How will they benefit from this research?

The general public and government agencies will certainly benefit from a clearer understanding of the impact of diet on well-being. This might affect public dietary habits and government policy on good nutrition. The results will certainly benefit the pharmaceutical industry as a whole, many of who are targeting free fatty acid receptors in the control of obesity, type II diabetes and inflammation. Thus, validation of FFAR2 and FFAR3 as targets in these indications will benefit these companies. The simple fact AstraZeneca have provided support to allow for an Industrial Partnership Award highlights the strategic decision of the company to invest in fully defining the therapeutic potential of FFAR2 and FFAR3. Rapid access to the research findings will allow more informed decisions at a corporate level about investment in efforts to identify lead and candidate molecules to target FFAR2/3. Other pharmaceutical companies will benefit in a similar way, although without such immediate access to the results. Any drug discovery programme targeting chronic diseases such as diabetes and inflammation of the lower gut is inherently a long term endeavour (8-12 years) but the work proposed certainly has the potential to impact on quality of life and healthy aging. It is generally easier to obtain regulatory clearance in some aspects of 'food and nutrition', so it is possible, therefore, that the research here would impact decisions in the food and nutrition industries in a 3-5 year time scale.
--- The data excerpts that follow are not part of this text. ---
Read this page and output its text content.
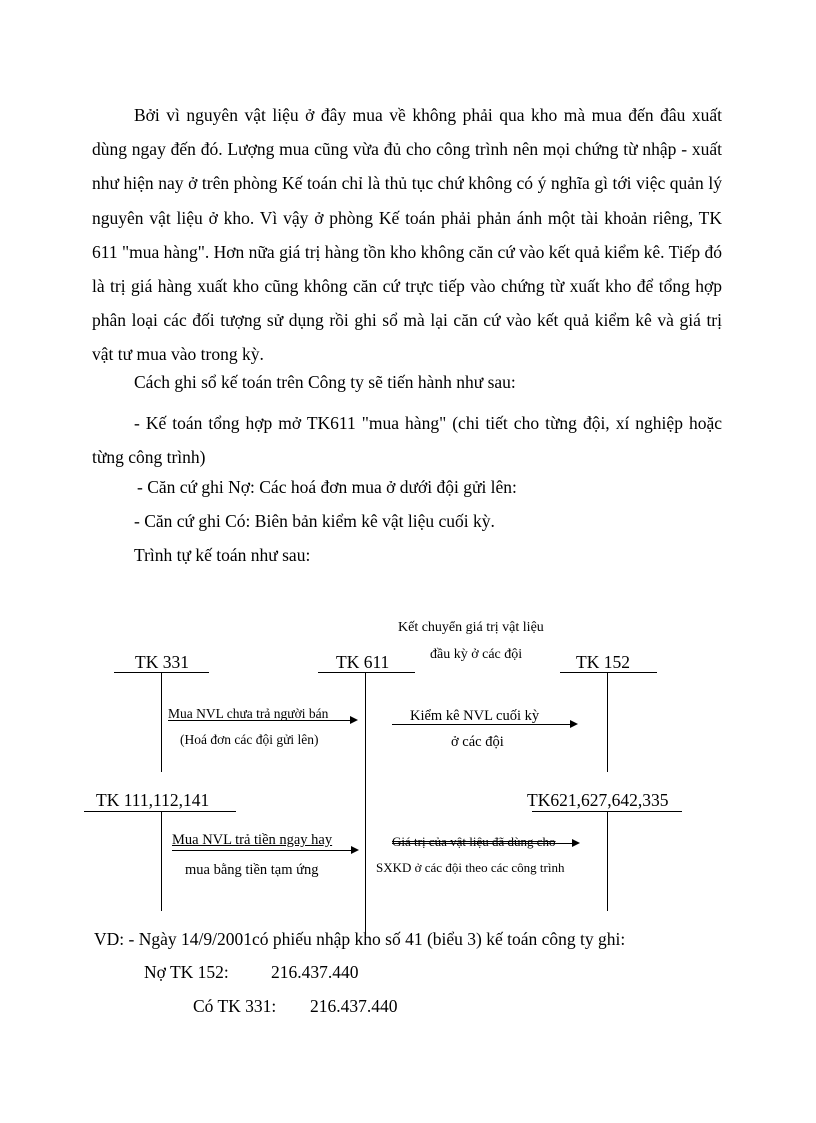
Bởi vì nguyên vật liệu ở đây mua về không phải qua kho mà mua đến đâu xuất dùng ngay đến đó. Lượng mua cũng vừa đủ cho công trình nên mọi chứng từ nhập - xuất như hiện nay ở trên phòng Kế toán chỉ là thủ tục chứ không có ý nghĩa gì tới việc quản lý nguyên vật liệu ở kho. Vì vậy ở phòng Kế toán phải phản ánh một tài khoản riêng, TK 611 "mua hàng". Hơn nữa giá trị hàng tồn kho không căn cứ vào kết quả kiểm kê. Tiếp đó là trị giá hàng xuất kho cũng không căn cứ trực tiếp vào chứng từ xuất kho để tổng hợp phân loại các đối tượng sử dụng rồi ghi sổ mà lại căn cứ vào kết quả kiểm kê và giá trị vật tư mua vào trong kỳ.

Cách ghi sổ kế toán trên Công ty sẽ tiến hành như sau:

- Kế toán tổng hợp mở TK611 "mua hàng" (chi tiết cho từng đội, xí nghiệp hoặc từng công trình)

- Căn cứ ghi Nợ: Các hoá đơn mua ở dưới đội gửi lên:

- Căn cứ ghi Có: Biên bản kiểm kê vật liệu cuối kỳ.

Trình tự kế toán như sau:

Kết chuyển giá trị vật liệu
đầu kỳ ở các đội
TK 331	TK 611	TK 152
Mua NVL chưa trả người bán
(Hoá đơn các đội gửi lên)
Kiểm kê NVL cuối kỳ
ở các đội
TK 111,112,141	TK621,627,642,335
Mua NVL trả tiền ngay hay
mua bằng tiền tạm ứng
Giá trị của vật liệu đã dùng cho
SXKD ở các đội theo các công trình

VD: - Ngày 14/9/2001có phiếu nhập kho số 41 (biểu 3) kế toán công ty ghi:

Nợ TK 152: 216.437.440

Có TK 331: 216.437.440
The project also has great potential in terms of staff training in that the PDRAs will benefit from opportunities to perform cutting edge research in a broad swathe of areas relevant to modern pharmacological studies, to enhance team working via the need to integrate work from two sites and three laboratories, and to interact directly with staff within a major international pharmaceutical company. This training is likely to be optimal to ensure the greatest range of subsequent career opportunities.